Sur un tournage, certaines tensions restent enfermées entre quatre murs. D’autres deviennent instantanément des anecdotes de cinéma qui intriguent autant qu’elles fascinent. Et ce que Gilles Lellouche a raconté le 9 mai 2026 sur RTL à propos de Raphaël Quenard fait déjà énormément parler dans le milieu du cinéma français. Derrière le sourire du réalisateur se cachait en réalité un souvenir beaucoup plus nerveux : celui d’un premier jour de tournage sur L’Amour ouf devenu, selon ses propres mots, “infernal”.
Invité de l’émission Variétés d’Augustin Trapenard, Gilles Lellouche a raconté avoir très vite été confronté à l’énergie débordante de Raphaël Quenard. L’acteur, aujourd’hui considéré comme l’un des visages les plus imprévisibles et magnétiques du cinéma français, se serait lancé dans de longues improvisations dès les premières scènes. “Il partait dans des monologues”, explique le réalisateur, au point de déséquilibrer complètement certaines prises. Une scène aurait même nécessité jusqu’à 18 prises, provoquant une vraie tension sur le plateau.
Ce qui frappe dans cette histoire, ce n’est pas l’idée d’un caprice de star. Au contraire. Tout laisse penser que Raphaël Quenard était simplement incapable de contenir son instinct de jeu. Depuis ses débuts, l’acteur fascine justement pour cette manière presque incontrôlable d’habiter ses personnages. Son débit nerveux, son regard intense et son style ultra-spontané donnent souvent l’impression qu’il improvise en permanence. C’est ce qui le rend si différent des acteurs plus académiques. Mais sur une grosse production comme L’Amour ouf, cette liberté peut vite devenir un casse-tête.
Car un tournage de cette ampleur fonctionne comme une mécanique extrêmement précise. Chaque prise coûte du temps, de l’argent et mobilise des dizaines de personnes. Quand un acteur déborde trop du cadre prévu, tout le plateau doit suivre son rythme. Gilles Lellouche a donc fini par intervenir directement pour recadrer Raphaël Quenard et remettre la scène sur les rails. Une décision qui révèle aussi une autre facette du réalisateur : derrière son image décontractée, il apparaît comme quelqu’un de très attentif à l’équilibre collectif de son film.
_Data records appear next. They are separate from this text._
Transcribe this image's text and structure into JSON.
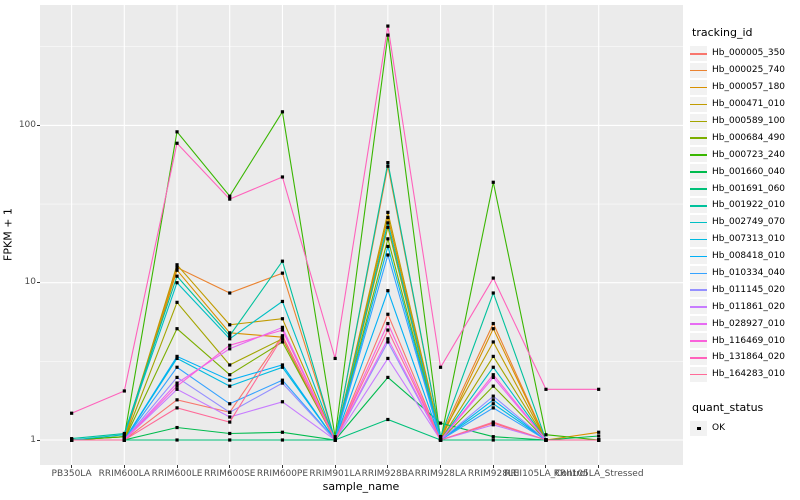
{
  "figure": {
    "background": "#FFFFFF",
    "panel_background": "#EBEBEB",
    "grid_color": "#FFFFFF",
    "tick_label_color": "#4D4D4D",
    "point_color": "#000000"
  },
  "axes": {
    "x_title": "sample_name",
    "y_title": "FPKM + 1"
  },
  "legend": {
    "tracking_title": "tracking_id",
    "quant_title": "quant_status",
    "quant_ok_label": "OK"
  },
  "chart_data": {
    "type": "line",
    "title": "",
    "xlabel": "sample_name",
    "ylabel": "FPKM + 1",
    "y_scale": "log10",
    "ylim": [
      0.82,
      530
    ],
    "y_ticks": [
      1,
      10,
      100
    ],
    "y_minor_ticks": [
      3.162,
      31.62,
      316.2
    ],
    "grid": true,
    "legend_position": "right",
    "point_shape": "square",
    "point_color": "#000000",
    "quant_status_all": "OK",
    "categories": [
      "PB350LA",
      "RRIM600LA",
      "RRIM600LE",
      "RRIM600SE",
      "RRIM600PE",
      "RRIM901LA",
      "RRIM928BA",
      "RRIM928LA",
      "RRIM928LE",
      "RRII105LA_Control",
      "RRII105LA_Stressed"
    ],
    "series": [
      {
        "name": "Hb_000005_350",
        "color": "#F8766D",
        "values": [
          1.0,
          1.0,
          1.8,
          1.5,
          4.6,
          1.0,
          6.3,
          1.0,
          1.28,
          1.0,
          1.0
        ]
      },
      {
        "name": "Hb_000025_740",
        "color": "#EA8331",
        "values": [
          1.0,
          1.05,
          12.5,
          8.6,
          11.5,
          1.0,
          55,
          1.05,
          5.5,
          1.0,
          1.0
        ]
      },
      {
        "name": "Hb_000057_180",
        "color": "#D89000",
        "values": [
          1.0,
          1.0,
          12.0,
          4.8,
          4.5,
          1.0,
          26,
          1.0,
          5.1,
          1.0,
          1.12
        ]
      },
      {
        "name": "Hb_000471_010",
        "color": "#C09B00",
        "values": [
          1.0,
          1.05,
          13.0,
          5.4,
          5.9,
          1.0,
          28,
          1.05,
          4.2,
          1.0,
          1.0
        ]
      },
      {
        "name": "Hb_000589_100",
        "color": "#A3A500",
        "values": [
          1.0,
          1.0,
          7.5,
          3.0,
          4.4,
          1.0,
          22.5,
          1.0,
          3.4,
          1.0,
          1.0
        ]
      },
      {
        "name": "Hb_000684_490",
        "color": "#7CAE00",
        "values": [
          1.0,
          1.0,
          5.1,
          2.6,
          4.2,
          1.0,
          19,
          1.0,
          2.2,
          1.0,
          1.0
        ]
      },
      {
        "name": "Hb_000723_240",
        "color": "#39B600",
        "values": [
          1.0,
          1.05,
          91,
          35.5,
          122,
          1.05,
          375,
          1.0,
          43.5,
          1.08,
          1.0
        ]
      },
      {
        "name": "Hb_001660_040",
        "color": "#00BB4E",
        "values": [
          1.0,
          1.0,
          1.2,
          1.1,
          1.12,
          1.0,
          2.5,
          1.28,
          1.05,
          1.0,
          1.06
        ]
      },
      {
        "name": "Hb_001691_060",
        "color": "#00C079",
        "values": [
          1.0,
          1.0,
          1.0,
          1.0,
          1.0,
          1.0,
          1.35,
          1.0,
          1.0,
          1.0,
          1.0
        ]
      },
      {
        "name": "Hb_001922_010",
        "color": "#00C19C",
        "values": [
          1.02,
          1.1,
          11.0,
          4.6,
          13.7,
          1.0,
          58,
          1.05,
          8.6,
          1.0,
          1.0
        ]
      },
      {
        "name": "Hb_002749_070",
        "color": "#00BFC4",
        "values": [
          1.0,
          1.08,
          10.0,
          4.4,
          7.6,
          1.0,
          24,
          1.0,
          2.9,
          1.0,
          1.0
        ]
      },
      {
        "name": "Hb_007313_010",
        "color": "#00BAE0",
        "values": [
          1.0,
          1.0,
          3.3,
          2.2,
          2.9,
          1.0,
          17,
          1.0,
          1.7,
          1.0,
          1.0
        ]
      },
      {
        "name": "Hb_008418_010",
        "color": "#00B0F6",
        "values": [
          1.0,
          1.0,
          3.4,
          2.4,
          3.0,
          1.0,
          8.9,
          1.0,
          1.8,
          1.0,
          1.0
        ]
      },
      {
        "name": "Hb_010334_040",
        "color": "#35A2FF",
        "values": [
          1.0,
          1.0,
          2.9,
          1.7,
          2.4,
          1.0,
          15,
          1.0,
          1.6,
          1.0,
          1.0
        ]
      },
      {
        "name": "Hb_011145_020",
        "color": "#9590FF",
        "values": [
          1.0,
          1.0,
          2.5,
          1.5,
          2.3,
          1.0,
          4.2,
          1.0,
          1.9,
          1.0,
          1.0
        ]
      },
      {
        "name": "Hb_011861_020",
        "color": "#C77CFF",
        "values": [
          1.0,
          1.0,
          2.1,
          1.4,
          1.75,
          1.0,
          3.3,
          1.0,
          1.25,
          1.0,
          1.0
        ]
      },
      {
        "name": "Hb_028927_010",
        "color": "#E76BF3",
        "values": [
          1.0,
          1.0,
          2.3,
          3.8,
          5.2,
          1.0,
          4.4,
          1.0,
          2.5,
          1.0,
          1.0
        ]
      },
      {
        "name": "Hb_116469_010",
        "color": "#FA62DB",
        "values": [
          1.0,
          1.0,
          2.2,
          4.0,
          5.0,
          1.0,
          5.5,
          1.0,
          2.6,
          1.0,
          1.0
        ]
      },
      {
        "name": "Hb_131864_020",
        "color": "#FF62BC",
        "values": [
          1.48,
          2.05,
          77,
          34,
          47,
          3.3,
          428,
          2.9,
          10.7,
          2.1,
          2.1
        ]
      },
      {
        "name": "Hb_164283_010",
        "color": "#FF6A98",
        "values": [
          1.0,
          1.0,
          1.6,
          1.3,
          4.5,
          1.0,
          5.0,
          1.0,
          1.3,
          1.0,
          1.0
        ]
      }
    ]
  }
}
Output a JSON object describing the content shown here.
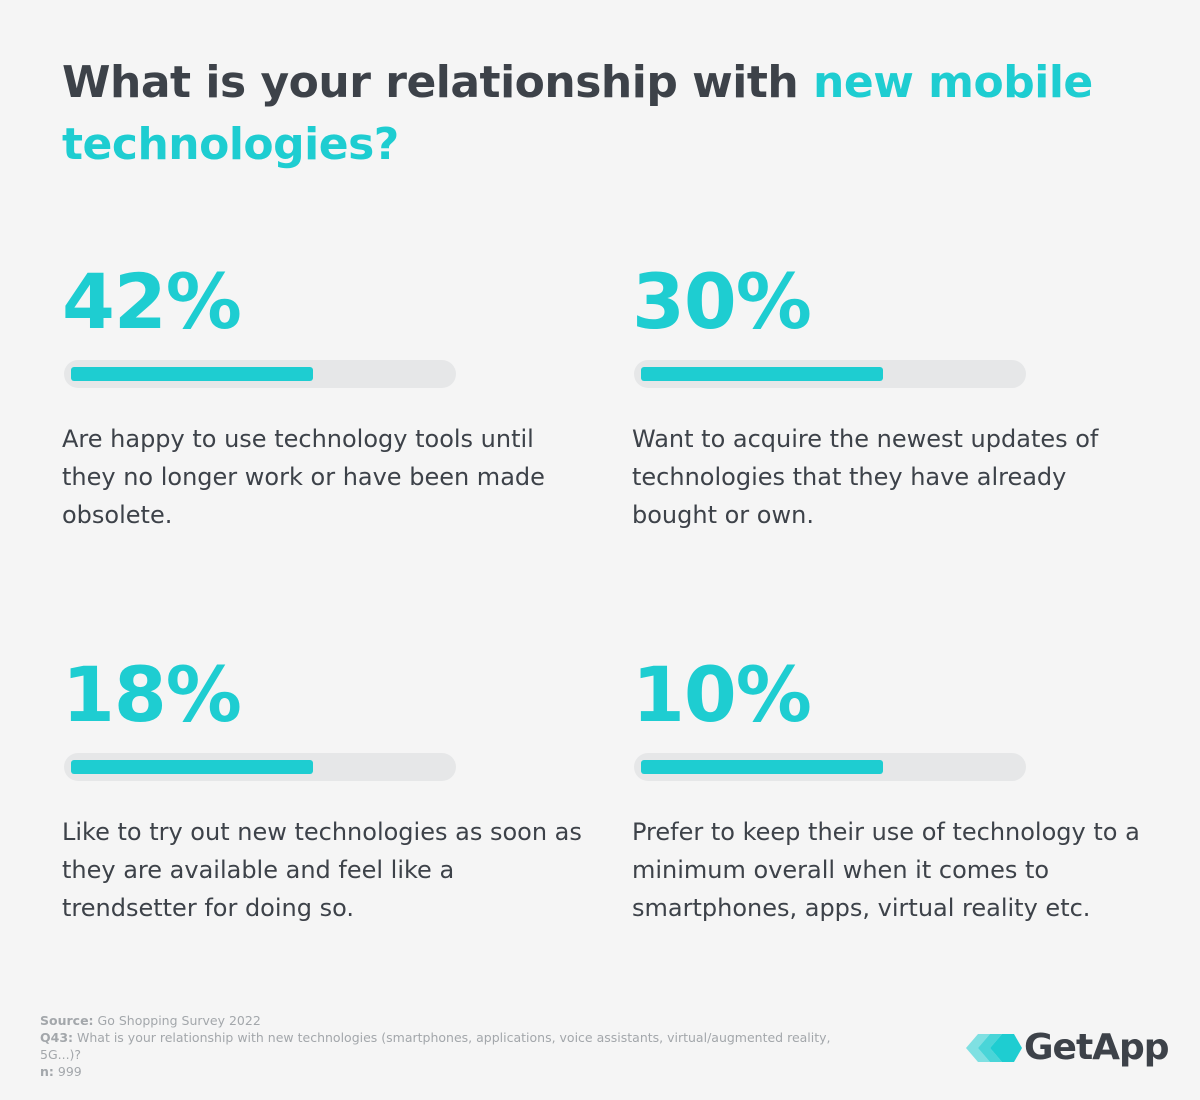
{
  "header": {
    "title_start": "What is your relationship with ",
    "title_highlight": "new mobile technologies?"
  },
  "items": [
    {
      "stat": "42%",
      "text": "Are happy to use technology tools until they no longer work or have been made obsolete."
    },
    {
      "stat": "30%",
      "text": "Want to acquire the newest updates of technologies that they have already bought or own."
    },
    {
      "stat": "18%",
      "text": "Like to try out new technologies as soon as they are available and feel like a trendsetter for doing so."
    },
    {
      "stat": "10%",
      "text": "Prefer to keep their use of technology to a minimum overall when it comes to smartphones, apps, virtual reality etc."
    }
  ],
  "footer": {
    "source_label": "Source:",
    "source": "Go Shopping Survey 2022",
    "question_label": "Q43:",
    "question": "What is your relationship with new technologies (smartphones, applications, voice assistants, virtual/augmented reality, 5G...)?",
    "n_label": "n:",
    "n": "999"
  },
  "logo": {
    "text": "GetApp"
  }
}
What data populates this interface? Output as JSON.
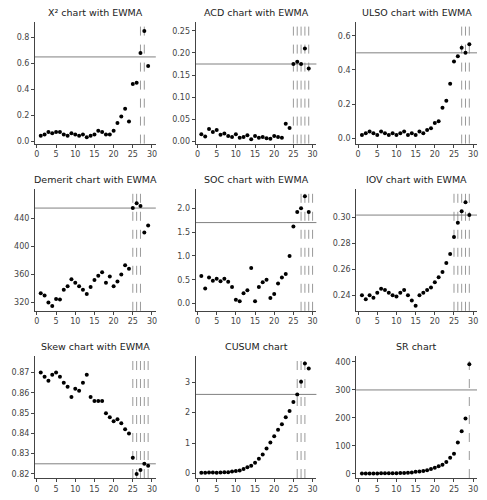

L’anecdote passionne déjà les amateurs de cinéma parce qu’elle raconte finalement quelque chose de plus profond sur Raphaël Quenard lui-même. Beaucoup voient en lui une sorte de génie brut du cinéma français contemporain. Un acteur qui refuse instinctivement le contrôle total et qui préfère chercher la vérité émotionnelle dans le chaos. D’autres pensent au contraire que cette intensité permanente peut finir par étouffer les scènes et fatiguer les équipes. Quand Gilles Lellouche dit que l’acteur “tuait la scène”, la formule est violente, mais elle traduit surtout une peur classique dans le cinéma : celle qu’un acteur devienne plus fort que le film lui-même.
Depuis la révélation de cette anecdote, les réactions se multiplient sur les réseaux sociaux. Certains internautes défendent totalement Raphaël Quenard, estimant que les grands acteurs ont toujours été difficiles à canaliser. D’autres saluent le calme de Gilles Lellouche, convaincus qu’un réalisateur doit parfois imposer des limites pour protéger l’ensemble du projet. Cette opposition entre liberté artistique et discipline collective nourrit d’ailleurs depuis longtemps les fantasmes autour des grands tournages français.
Ce qui rend l’histoire encore plus captivante, c’est que cette tension pourrait justement avoir servi le film. Très souvent, les performances les plus intenses naissent de rapports de force créatifs derrière la caméra. Et dans le cas de L’Amour ouf, beaucoup se demandent désormais si cette confrontation entre Gilles Lellouche et Raphaël Quenard n’a pas finalement donné naissance à quelque chose d’unique à l’écran. Parce qu’au fond, c’est peut-être précisément cette énergie impossible à contrôler qui fait aujourd’hui de Raphaël Quenard l’un des acteurs les plus fascinants du cinéma français.